Death row is a waste of money, waste of resources, waste of time and most importantly, an incredibly disappointing waste to take innocent people's lives away from them. The governments that use Capital Punishment set a poor example of right and wrong to their citizens because as a minimum, the civil society, the state, the government should not kill it’s own citizens, comparing that ideology to some of the most repressive regimes in the world that support Capital Punishment such as Iran, China, North Korea and Saudi Arabia, clearly demonstrates that the link between them is no coincidence.
Our government is supposed to protect and look after us but in return, they murder their own citizens for Revenge. It is not justice or their right to do this, but cruelty that has been accepted and welcomed with open arms by these governments.
If you still don’t believe that revenge is the only thing that is gained from Capital Punishment, it’s important for you to realise that Capital Punishment causes no change in crime rates. None. Law Professor Jeffery Fagan states that there is "no credible scientific evidence that the death penalty deters criminal behaviour.” bringing into question, the purpose of Capital Punishment. What is it exactly?
Capital Punishment is racially biased as most of the people on death row are people of colour. Amnesty International states that Capital Punishment “is often used against the most vulnerable in society, including the poor, ethnic and religious minorities, and people with mental disabilities. Some governments use it to silence their opponents.”

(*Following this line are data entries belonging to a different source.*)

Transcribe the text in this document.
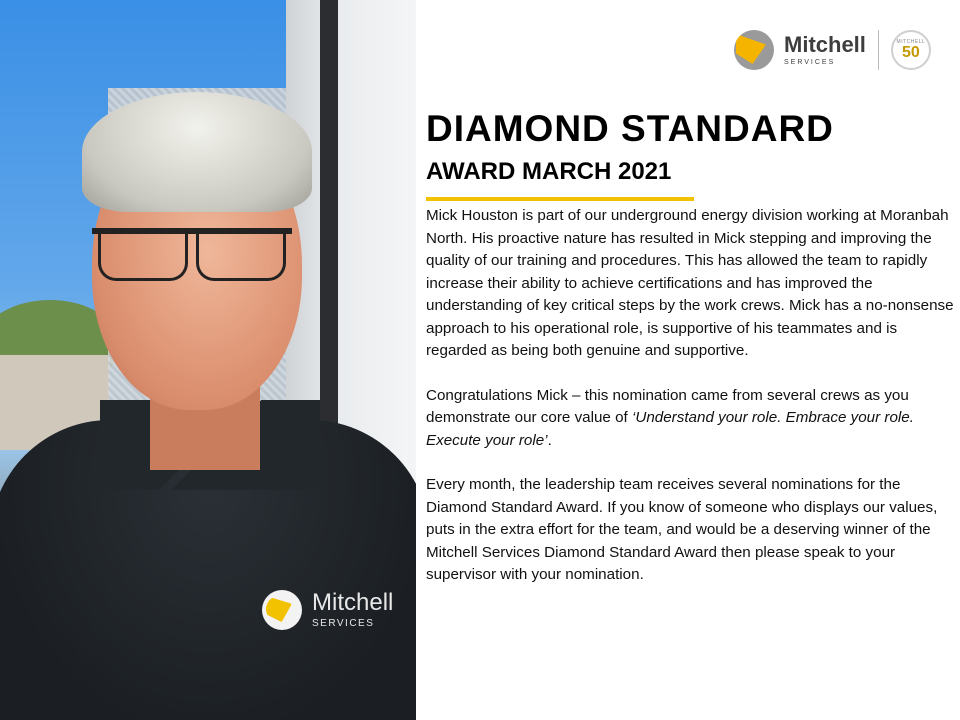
Mitchell
SERVICES
Mitchell
SERVICES
MITCHELL
50
DIAMOND STANDARD
AWARD MARCH 2021

Mick Houston is part of our underground energy division working at Moranbah North. His proactive nature has resulted in Mick stepping and improving the quality of our training and procedures. This has allowed the team to rapidly increase their ability to achieve certifications and has improved the understanding of key critical steps by the work crews. Mick has a no-nonsense approach to his operational role, is supportive of his teammates and is regarded as being both genuine and supportive.

Congratulations Mick – this nomination came from several crews as you demonstrate our core value of ‘Understand your role. Embrace your role. Execute your role’.

Every month, the leadership team receives several nominations for the Diamond Standard Award. If you know of someone who displays our values, puts in the extra effort for the team, and would be a deserving winner of the Mitchell Services Diamond Standard Award then please speak to your supervisor with your nomination.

As of October 2002, 12 people have been executed where the defendant was white and the murder victim black, compared with 178 black defendants executed for murders with white victims. Furthermore, White victims make up approximately half, of all murder victims, with 80% of all Capital cases involving white victims.
There is a clear and evident problem with these statistics that doesn’t add up, and the answer is abuse of power and discrimination.
“The death penalty violates the most fundamental human right – the right to life. It is the ultimate cruel, inhuman and degrading punishment." - (Amnesty International) People should not be able to make the judgment of whether someone should be legally murdered. Most Catholics support this perspective that, quote, “life is a gift from God, [and] therefore God alone has the power to take [it].”
The alternative to Capital Punishment should be life in prison. Not only does this give the prisoners a chance to rehabilitate and redeem themselves. It allows them to have the opportunity to grow a much more healthy mindset if that is what they desire, while still forcing them to live with, and process the crimes that they have committed. In some cases, these people can turn their lives around, which wouldn’t happen if they were dead.
In Conclusion, The act of capital punishment itself is unethical. I think everyone deserves to have the right to live, and I think, completely taking that quality away from human beings should not be an option that was ever on the table in the first place. The alternative to Capital Punishment, life in prison, is a humane option. Not only does this give the prisoners a chance to rehabilitate and redeem themselves, it allows them to have the opportunity to grow a much more healthy mindset if that is what they desire, while still forcing them to live with, and process the crimes that they have committed. In some cases, these people can turn their lives around, which as demonstrated in the beginning, wouldn’t be possible if they were dead. Death is final and our legal system, like the humans it governs, is imperfect. To trust it with our own lives is folly and it’s time that the world moves past this barbaric ideology of “an eye for an eye” that we should have put behind us thousands of years ago.